Apparently, George W. Bush doesn't want the $50 billion the House offered for his wars if it means having a plan to actually end what he started in Iraq.
So maybe we should consider it an early holiday present. Just think of what else we might do with that money while giving thanks today for the president's obstinacy:
* $50 billion would pay for an extra 1,183,151,900 Thanksgiving dinners for hungry Americans. That's based on this year's $42.26 cost for turkey and all the fixins', as estimated by the American Farm Bureau Federation.
In fact, we could feed all of the nation's hungry today -- and for countless days to come.
"Fifty billion would do a heck of a lot for people, wouldn't it?" Maj. George Polarek, director of the local Salvation Army, mused when the question was posed to him.
The charity expects to feed about 350 people at its holiday meal today. Overall, it will help more than 75,000 Western New Yorkers this year with food, shelter and other necessities.
About $1.1 million will come from donations to the Red Kettles outside Tops markets and other sites, Polarek said. But part of the $4.2 million annual budget also comes from Washington, through the county's social services pipeline, to help Western New Yorkers who are trying to help themselves.
"The working poor are the people who are showing up at many of the [charities'] doors," Polarek said. "Some of them just need that little extra help to make it over the hump."
It's the same story at Catholic Charities, where spokeswoman Rose Caldwell said the downtown Buffalo office gave emergency assistance to 11,153 people through the end of October. Just like at the Salvation Army, Catholic Charities' monthly average is running slightly higher than a year ago, and it's the working poor who are showing up.
It's reached the point where just handing out a personal care packet -- soap, shampoo etc. -- can bring a smile to a person's face, Caldwell said.
Imagine the joy if the war money were redirected to something even more substantive, like the low-income heating assistance program so they wouldn't have to choose between paying the rent and paying the utility bill.
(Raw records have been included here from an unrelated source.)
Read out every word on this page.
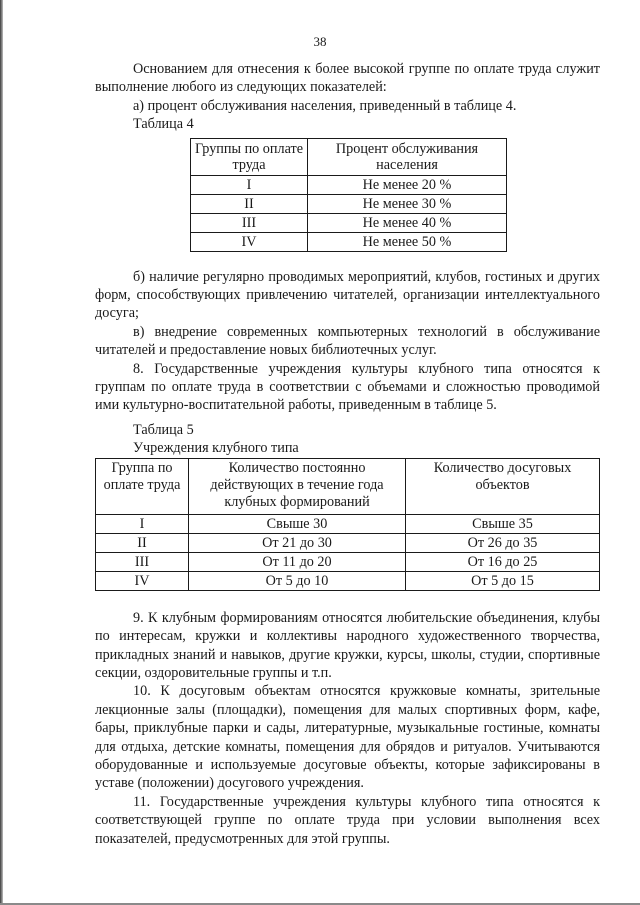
38

Основанием для отнесения к более высокой группе по оплате труда служит выполнение любого из следующих показателей:

а) процент обслуживания населения, приведенный в таблице 4.

Таблица 4

Группы по оплате труда	Процент обслуживания населения
I	Не менее 20 %
II	Не менее 30 %
III	Не менее 40 %
IV	Не менее 50 %

б) наличие регулярно проводимых мероприятий, клубов, гостиных и других форм, способствующих привлечению читателей, организации интеллектуального досуга;

в) внедрение современных компьютерных технологий в обслуживание читателей и предоставление новых библиотечных услуг.

8. Государственные учреждения культуры клубного типа относятся к группам по оплате труда в соответствии с объемами и сложностью проводимой ими культурно-воспитательной работы, приведенным в таблице 5.

Таблица 5

Учреждения клубного типа

Группа по оплате труда	Количество постоянно действующих в течение года клубных формирований	Количество досуговых объектов
I	Свыше 30	Свыше 35
II	От 21 до 30	От 26 до 35
III	От 11 до 20	От 16 до 25
IV	От 5 до 10	От 5 до 15

9. К клубным формированиям относятся любительские объединения, клубы по интересам, кружки и коллективы народного художественного творчества, прикладных знаний и навыков, другие кружки, курсы, школы, студии, спортивные секции, оздоровительные группы и т.п.

10. К досуговым объектам относятся кружковые комнаты, зрительные лекционные залы (площадки), помещения для малых спортивных форм, кафе, бары, приклубные парки и сады, литературные, музыкальные гостиные, комнаты для отдыха, детские комнаты, помещения для обрядов и ритуалов. Учитываются оборудованные и используемые досуговые объекты, которые зафиксированы в уставе (положении) досугового учреждения.

11. Государственные учреждения культуры клубного типа относятся к соответствующей группе по оплате труда при условии выполнения всех показателей, предусмотренных для этой группы.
* Or what could $50 billion do for the 47 million Americans -- including 2.8 million New Yorkers -- without health insurance? That figure would be deemed a national disgrace in any other industrialized country, but it's one we swallow along with the canard that anything else would amount to "socialized medicine." Funny, no one ever asks Bush or members of Congress how they feel about their "socialized" health care funded by taxpayers.
* If we don't care about adults, how about children? What could $50 billion do for the 16,500 kids in Erie and Niagara counties who don't have health insurance? They are among 9 million American children who'll be thankful if they don't get sick today.
Coincidentally or not, $50 billion is the amount congressional Democrats originally sought to help cover those kids. They compromised that down to $35 billion -- and even that lesser amount was vetoed.
Head Start. Crumbling roads and bridges. Border security. Worker retraining. Social Security and Medicare. Take your pick as to how best to spend $50 billion we apparently have but can't find a use for. And be thankful Washington hasn't agreed yet to send it to Iraq and Afghanistan.
But mostly be thankful it means fewer families -- like three here this month -- might have to fear that knock on the front door and see a military officer bearing news no family should have to hear, today or any other day.